I’ve generally bought into the America that is and can be, despite its flaws and historical problems, and contradictions.

Decolonizing (in the classic sense) Hawai‘i isn’t very practical. I suppose when the post-Statehood 65-year federal leases of government lands end, the State could decide not to renew them or only approve new leases at better terms than a dollar a year. But as long as Hawai‘i is one of the fifty States (and whoever is in the White House doesn’t mistake the islands for Kenya and cede them to some East Asian power), the U.S. military leaving Pearl Harbor and its other island holdings seems unlikely when China and North Korea remain primary threats to the stability of the Pacific region and American interests.

Manuel Coloma with his children at the beach, circa 1965.

But decolonizing at some level short of independence does still raise additional challenges for locals who consider Hawai‘i home (sorta like the Dreamers who may have never set foot in their parents’ homelands).
Some of the implications of viewing local history through an Asian settler colonizing lens are troubling. The myths handed down to my generation are the triumphant and just story of the returning Nisei Veterans and the largely Filipino farm worker unions. Together, they overturned the oligarchal rule of largely haole kama‘āina Republicans and their allies, the plantation owners and managers, and local residents brought into the government and institutions of Territorial Hawai‘i ahead of equally qualified Asian immigrants. In sum, it was an honorable, justified, and principled revolution consistent with American tradition.
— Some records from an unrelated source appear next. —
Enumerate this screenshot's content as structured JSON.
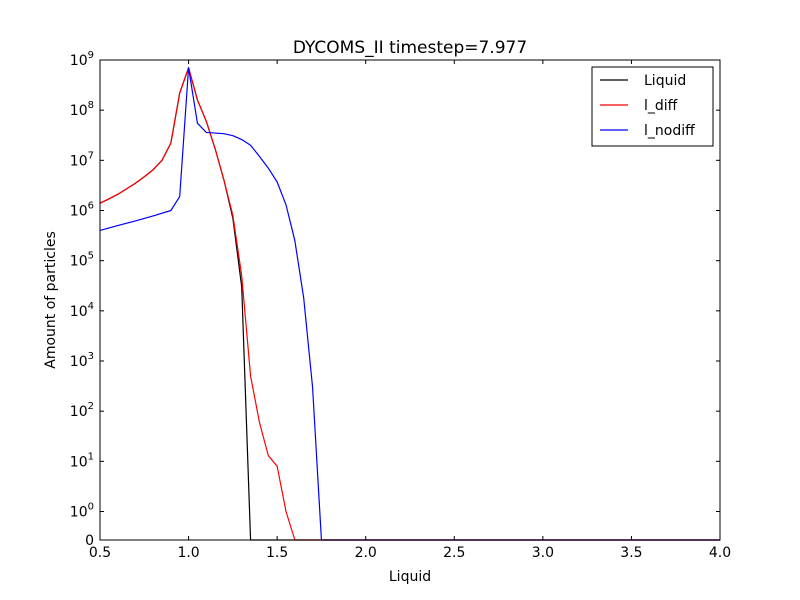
{
  "chart_data": {
    "type": "line",
    "title": "DYCOMS_II timestep=7.977",
    "xlabel": "Liquid",
    "ylabel": "Amount of particles",
    "xlim": [
      0.5,
      4.0
    ],
    "xscale": "linear",
    "yscale": "symlog",
    "symlog_linthresh": 1,
    "ylim": [
      0,
      1000000000
    ],
    "grid": false,
    "legend_position": "top-right",
    "x_ticks": [
      {
        "value": 0.5,
        "label": "0.5"
      },
      {
        "value": 1.0,
        "label": "1.0"
      },
      {
        "value": 1.5,
        "label": "1.5"
      },
      {
        "value": 2.0,
        "label": "2.0"
      },
      {
        "value": 2.5,
        "label": "2.5"
      },
      {
        "value": 3.0,
        "label": "3.0"
      },
      {
        "value": 3.5,
        "label": "3.5"
      },
      {
        "value": 4.0,
        "label": "4.0"
      }
    ],
    "y_ticks": [
      {
        "value": 0,
        "base": "0",
        "exp": ""
      },
      {
        "value": 1,
        "base": "10",
        "exp": "0"
      },
      {
        "value": 10,
        "base": "10",
        "exp": "1"
      },
      {
        "value": 100,
        "base": "10",
        "exp": "2"
      },
      {
        "value": 1000,
        "base": "10",
        "exp": "3"
      },
      {
        "value": 10000,
        "base": "10",
        "exp": "4"
      },
      {
        "value": 100000,
        "base": "10",
        "exp": "5"
      },
      {
        "value": 1000000,
        "base": "10",
        "exp": "6"
      },
      {
        "value": 10000000,
        "base": "10",
        "exp": "7"
      },
      {
        "value": 100000000,
        "base": "10",
        "exp": "8"
      },
      {
        "value": 1000000000,
        "base": "10",
        "exp": "9"
      }
    ],
    "series": [
      {
        "name": "Liquid",
        "color": "#000000",
        "x": [
          0.5,
          0.55,
          0.6,
          0.65,
          0.7,
          0.75,
          0.8,
          0.85,
          0.9,
          0.95,
          1.0,
          1.05,
          1.1,
          1.15,
          1.2,
          1.25,
          1.3,
          1.35,
          1.4,
          1.45,
          1.5,
          1.6,
          1.8,
          2.0,
          2.5,
          3.0,
          3.5,
          4.0
        ],
        "y": [
          1400000,
          1700000,
          2100000,
          2700000,
          3500000,
          4700000,
          6500000,
          10000000,
          22000000,
          220000000,
          700000000,
          160000000,
          60000000,
          17000000,
          4000000,
          700000,
          30000,
          0,
          0,
          0,
          0,
          0,
          0,
          0,
          0,
          0,
          0,
          0
        ]
      },
      {
        "name": "l_diff",
        "color": "#ff0000",
        "x": [
          0.5,
          0.55,
          0.6,
          0.65,
          0.7,
          0.75,
          0.8,
          0.85,
          0.9,
          0.95,
          1.0,
          1.05,
          1.1,
          1.15,
          1.2,
          1.25,
          1.3,
          1.35,
          1.4,
          1.45,
          1.5,
          1.55,
          1.6,
          1.8,
          2.0,
          2.5,
          3.0,
          3.5,
          4.0
        ],
        "y": [
          1400000,
          1700000,
          2100000,
          2700000,
          3500000,
          4700000,
          6500000,
          10000000,
          22000000,
          220000000,
          700000000,
          160000000,
          60000000,
          17000000,
          4000000,
          800000,
          50000,
          500,
          60,
          13,
          8,
          1,
          0,
          0,
          0,
          0,
          0,
          0,
          0
        ]
      },
      {
        "name": "l_nodiff",
        "color": "#0000ff",
        "x": [
          0.5,
          0.6,
          0.7,
          0.8,
          0.9,
          0.95,
          1.0,
          1.05,
          1.1,
          1.15,
          1.2,
          1.25,
          1.3,
          1.35,
          1.4,
          1.45,
          1.5,
          1.55,
          1.6,
          1.65,
          1.7,
          1.75,
          1.8,
          2.0,
          2.5,
          3.0,
          3.5,
          4.0
        ],
        "y": [
          400000,
          500000,
          620000,
          780000,
          1000000,
          1900000,
          700000000,
          55000000,
          36000000,
          35000000,
          34000000,
          31000000,
          26000000,
          20000000,
          12000000,
          7000000,
          3700000,
          1300000,
          250000,
          18000,
          300,
          0,
          0,
          0,
          0,
          0,
          0,
          0
        ]
      }
    ]
  }
}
Under at least one version of settler colonialism, local culture arising from the shared plantation experience of the various groups brought to work the fields and factories reduces to a plot to indoctrinate generations of useful idiots facilitating the continued eradication of the native culture. The visitor industry that began to replace the agricultural enterprises extended bastardizing island culture and history to fit the fun in the sun image luring tourists to our shores (probably largely true).

It’s a tough premise for folks and the children of those folks who came seeking better lives without any intention to displace or oppress the native population. They did not intend to be tools of the settler colonial powers-that-be, fed hook, line, and sinker the largely illusory and ultimately false promise of the American dream. In the academic formulation, whatever opportunities provided were little more than bait or even bribes to keep the indigenous population down.

Frankly, for most people, life in the U.S. and Hawai‘i is a lot better than living elsewhere (short of a more accessible and cheaper healthcare system). Settler colonialism as a governing assumption doesn’t figure into everyday survival and making the islands a good place to live, work, and play. Much of everyday living is firmly planted in American ideas and promises without the luxury of colonial settler guilt. It’s stupid to expect every descendant of an Asian Settler Colonist will transplant to the Turtle Island (perhaps Las Vegas) as long as the Star-Spangled Banner still waves over public buildings. But don’t be surprised if your children come home someday and accuse you of just falling for Asian settler colonial tropes.

 

Gilbert S.C. Keith-Agaran attended the new Maui High School last century. He attended and holds an American Intellectual History degree from a college on Turtle Island that has ties to the New England missionaries who came to Hawai‘i in the 19th century. He practices law in Wailuku.